When it comes to e-shops, the focus is on products and increasing sales. Consequently, personalization in e-shops is directed towards products and creating personalized offers and displays of products for each user.
Recommendation engines are tools that recommend products to visitors based on their preferences and interests.
How do they traditionally work? They first retrieve data in real-time about the browsing history of visitors and their behavior throughout the session. Then, by using rule-based algorithms, they associate these preferences with certain products. It results in a set of products that matche exactly the preferences of users.
What’s the ultimate objective of a recommendation engine? – Making accurate predictions on what the visitor might like. They have to understand perfectly how taste, trends and online behavior work together.

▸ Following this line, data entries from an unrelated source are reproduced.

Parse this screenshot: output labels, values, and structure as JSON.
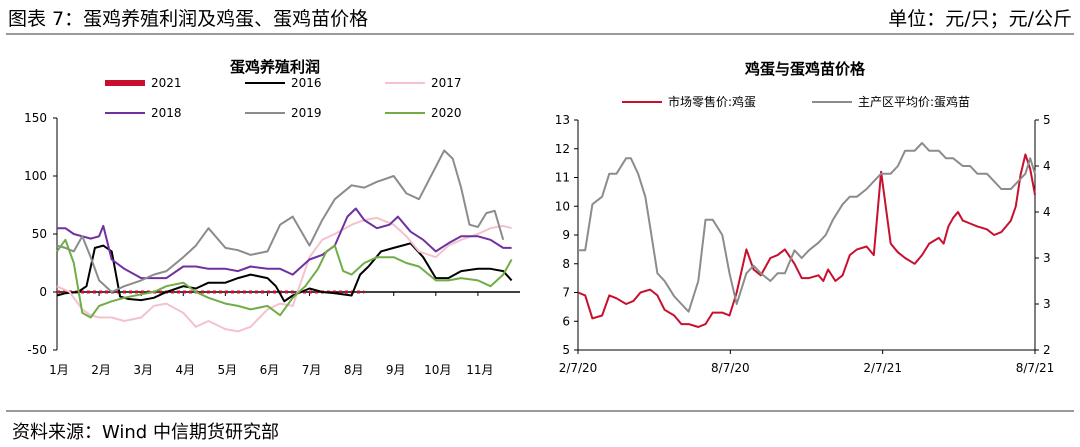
{
  "header": {
    "title": "图表 7：蛋鸡养殖利润及鸡蛋、蛋鸡苗价格",
    "unit": "单位：元/只；元/公斤"
  },
  "footer": {
    "source": "资料来源：Wind 中信期货研究部"
  },
  "chart_data": [
    {
      "type": "line",
      "title": "蛋鸡养殖利润",
      "xlabel": "",
      "ylabel": "",
      "ylim": [
        -50,
        150
      ],
      "yticks": [
        "150",
        "100",
        "50",
        "0",
        "-50"
      ],
      "xticks": [
        "1月",
        "2月",
        "3月",
        "4月",
        "5月",
        "6月",
        "7月",
        "8月",
        "9月",
        "10月",
        "11月"
      ],
      "x_range_months": [
        1,
        12
      ],
      "legend_placement": "top",
      "series": [
        {
          "name": "2021",
          "color": "#c8102e",
          "x": [
            1,
            1.5,
            2,
            2.5,
            3,
            3.5,
            4,
            4.5,
            5,
            5.5,
            6,
            6.5,
            7,
            7.5,
            8,
            8.3
          ],
          "values": [
            0,
            0,
            0,
            0,
            0,
            0,
            0,
            0,
            0,
            0,
            0,
            0,
            0,
            0,
            0,
            0
          ]
        },
        {
          "name": "2016",
          "color": "#000000",
          "x": [
            1,
            1.2,
            1.5,
            1.7,
            1.9,
            2.1,
            2.3,
            2.5,
            2.7,
            3,
            3.3,
            3.6,
            4,
            4.3,
            4.6,
            5,
            5.3,
            5.6,
            6,
            6.2,
            6.4,
            6.6,
            6.8,
            7,
            7.3,
            7.6,
            8,
            8.2,
            8.4,
            8.7,
            9,
            9.2,
            9.4,
            9.7,
            10,
            10.3,
            10.6,
            11,
            11.3,
            11.6,
            11.8
          ],
          "values": [
            -3,
            -1,
            0,
            5,
            38,
            40,
            35,
            -4,
            -6,
            -7,
            -5,
            0,
            5,
            3,
            8,
            8,
            12,
            15,
            12,
            5,
            -8,
            -3,
            0,
            3,
            0,
            -1,
            -3,
            15,
            22,
            35,
            38,
            40,
            42,
            30,
            12,
            12,
            18,
            20,
            20,
            18,
            10
          ]
        },
        {
          "name": "2017",
          "color": "#f4c2cc",
          "x": [
            1,
            1.3,
            1.6,
            1.8,
            2,
            2.3,
            2.6,
            3,
            3.3,
            3.6,
            4,
            4.3,
            4.6,
            5,
            5.3,
            5.6,
            6,
            6.3,
            6.6,
            7,
            7.3,
            7.6,
            8,
            8.3,
            8.6,
            9,
            9.3,
            9.6,
            10,
            10.3,
            10.6,
            11,
            11.3,
            11.6,
            11.8
          ],
          "values": [
            5,
            0,
            -15,
            -20,
            -22,
            -22,
            -25,
            -22,
            -12,
            -10,
            -18,
            -30,
            -25,
            -32,
            -34,
            -30,
            -15,
            -10,
            -12,
            30,
            45,
            50,
            58,
            62,
            64,
            58,
            48,
            35,
            30,
            40,
            45,
            50,
            55,
            57,
            55
          ]
        },
        {
          "name": "2018",
          "color": "#7030a0",
          "x": [
            1,
            1.2,
            1.4,
            1.6,
            1.8,
            2,
            2.1,
            2.3,
            2.6,
            3,
            3.3,
            3.6,
            4,
            4.3,
            4.6,
            5,
            5.3,
            5.6,
            6,
            6.3,
            6.6,
            7,
            7.3,
            7.6,
            7.9,
            8.1,
            8.3,
            8.6,
            8.9,
            9.1,
            9.4,
            9.7,
            10,
            10.3,
            10.6,
            11,
            11.3,
            11.6,
            11.8
          ],
          "values": [
            55,
            55,
            50,
            48,
            46,
            48,
            57,
            28,
            20,
            12,
            12,
            12,
            22,
            22,
            20,
            20,
            18,
            22,
            20,
            20,
            15,
            28,
            32,
            40,
            65,
            72,
            62,
            55,
            58,
            65,
            52,
            45,
            35,
            42,
            48,
            48,
            45,
            38,
            38
          ]
        },
        {
          "name": "2019",
          "color": "#8c8c8c",
          "x": [
            1,
            1.2,
            1.4,
            1.6,
            1.8,
            2,
            2.3,
            2.6,
            3,
            3.3,
            3.6,
            4,
            4.3,
            4.6,
            5,
            5.3,
            5.6,
            6,
            6.3,
            6.6,
            7,
            7.3,
            7.6,
            8,
            8.3,
            8.6,
            9,
            9.3,
            9.6,
            10,
            10.2,
            10.4,
            10.6,
            10.8,
            11,
            11.2,
            11.4,
            11.6
          ],
          "values": [
            40,
            38,
            35,
            48,
            30,
            10,
            0,
            5,
            10,
            15,
            18,
            30,
            40,
            55,
            38,
            36,
            32,
            35,
            58,
            65,
            40,
            62,
            80,
            92,
            90,
            95,
            100,
            85,
            80,
            108,
            122,
            115,
            90,
            58,
            56,
            68,
            70,
            45
          ]
        },
        {
          "name": "2020",
          "color": "#70ad47",
          "x": [
            1,
            1.2,
            1.4,
            1.6,
            1.8,
            2,
            2.3,
            2.6,
            3,
            3.3,
            3.6,
            4,
            4.3,
            4.6,
            5,
            5.3,
            5.6,
            6,
            6.3,
            6.6,
            6.9,
            7.2,
            7.4,
            7.6,
            7.8,
            8,
            8.3,
            8.6,
            9,
            9.3,
            9.6,
            10,
            10.3,
            10.6,
            11,
            11.3,
            11.6,
            11.8
          ],
          "values": [
            35,
            45,
            25,
            -18,
            -22,
            -12,
            -8,
            -5,
            -2,
            0,
            5,
            8,
            0,
            -5,
            -10,
            -12,
            -15,
            -12,
            -20,
            -5,
            5,
            20,
            35,
            40,
            18,
            15,
            25,
            30,
            30,
            25,
            22,
            10,
            10,
            12,
            10,
            5,
            15,
            28
          ]
        }
      ]
    },
    {
      "type": "line",
      "title": "鸡蛋与蛋鸡苗价格",
      "xlabel": "",
      "ylabel": "",
      "ylim": [
        5,
        13
      ],
      "y2lim": [
        2,
        5
      ],
      "yticks": [
        "13",
        "12",
        "11",
        "10",
        "9",
        "8",
        "7",
        "6",
        "5"
      ],
      "y2ticks": [
        "5",
        "4",
        "4",
        "3",
        "3",
        "2"
      ],
      "xticks": [
        "2/7/20",
        "8/7/20",
        "2/7/21",
        "8/7/21"
      ],
      "legend_placement": "top",
      "series": [
        {
          "name": "市场零售价:鸡蛋",
          "color": "#c8102e",
          "axis": "left",
          "x": [
            0,
            0.3,
            0.6,
            1,
            1.3,
            1.6,
            2,
            2.3,
            2.6,
            3,
            3.3,
            3.6,
            4,
            4.3,
            4.6,
            5,
            5.3,
            5.6,
            6,
            6.3,
            6.6,
            7,
            7.3,
            7.6,
            8,
            8.3,
            8.6,
            9,
            9.3,
            9.6,
            10,
            10.2,
            10.4,
            10.7,
            11,
            11.3,
            11.6,
            12,
            12.3,
            12.6,
            13,
            13.3,
            13.6,
            14,
            14.3,
            14.6,
            15,
            15.2,
            15.4,
            15.6,
            15.8,
            16,
            16.3,
            16.6,
            17,
            17.3,
            17.6,
            18,
            18.2,
            18.4,
            18.6,
            18.8,
            19
          ],
          "values": [
            7.0,
            6.9,
            6.1,
            6.2,
            6.9,
            6.8,
            6.6,
            6.7,
            7.0,
            7.1,
            6.9,
            6.4,
            6.2,
            5.9,
            5.9,
            5.8,
            5.9,
            6.3,
            6.3,
            6.2,
            7.0,
            8.5,
            7.8,
            7.6,
            8.2,
            8.3,
            8.5,
            8.0,
            7.5,
            7.5,
            7.6,
            7.4,
            7.8,
            7.4,
            7.6,
            8.3,
            8.5,
            8.6,
            8.3,
            11.2,
            8.7,
            8.4,
            8.2,
            8.0,
            8.3,
            8.7,
            8.9,
            8.7,
            9.3,
            9.6,
            9.8,
            9.5,
            9.4,
            9.3,
            9.2,
            9.0,
            9.1,
            9.5,
            10.0,
            11.1,
            11.8,
            11.3,
            10.4
          ]
        },
        {
          "name": "主产区平均价:蛋鸡苗",
          "color": "#8c8c8c",
          "axis": "right",
          "x": [
            0,
            0.3,
            0.6,
            1,
            1.3,
            1.6,
            2,
            2.2,
            2.5,
            2.8,
            3,
            3.3,
            3.6,
            4,
            4.3,
            4.6,
            5,
            5.3,
            5.6,
            6,
            6.3,
            6.6,
            7,
            7.3,
            7.6,
            8,
            8.3,
            8.6,
            9,
            9.3,
            9.6,
            10,
            10.3,
            10.6,
            11,
            11.3,
            11.6,
            12,
            12.3,
            12.6,
            13,
            13.3,
            13.6,
            14,
            14.3,
            14.6,
            15,
            15.3,
            15.6,
            16,
            16.3,
            16.6,
            17,
            17.3,
            17.6,
            18,
            18.3,
            18.6,
            18.8,
            19
          ],
          "values": [
            3.3,
            3.3,
            3.9,
            4.0,
            4.3,
            4.3,
            4.5,
            4.5,
            4.3,
            4.0,
            3.6,
            3.0,
            2.9,
            2.7,
            2.6,
            2.5,
            2.9,
            3.7,
            3.7,
            3.5,
            3.0,
            2.6,
            3.0,
            3.1,
            3.0,
            2.9,
            3.0,
            3.0,
            3.3,
            3.2,
            3.3,
            3.4,
            3.5,
            3.7,
            3.9,
            4.0,
            4.0,
            4.1,
            4.2,
            4.3,
            4.3,
            4.4,
            4.6,
            4.6,
            4.7,
            4.6,
            4.6,
            4.5,
            4.5,
            4.4,
            4.4,
            4.3,
            4.3,
            4.2,
            4.1,
            4.1,
            4.2,
            4.3,
            4.5,
            4.3
          ]
        }
      ]
    }
  ]
}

If we can make a loose comparison, they are like the intuitive version of forms. When they encounter a form, visitors search for something by choosing variables that describe exactly what they want. So there is some input to begin with.
Here are some examples that will help you visualize how a recommendation works:
Asos.com suggests products you can buy to complete the look:
Another online shopping platform, topshop.com, displays a “Why not try..” section, that recommends similar products with the current product you are looking at:
Currys.co.uk, a British electrical retailer, shows you what other people that are looking and the same product as you are, have search on their website:
Recommendation engines work intuitively: they read the visitor’s preferences and predict what would suit him best.
What’s the first condition for a recommendation engine to generate the best results? – Having a very precise and powerful data gathering and interpretation system. The more data they can gather and interpret about the visitor, the better predictions they can make.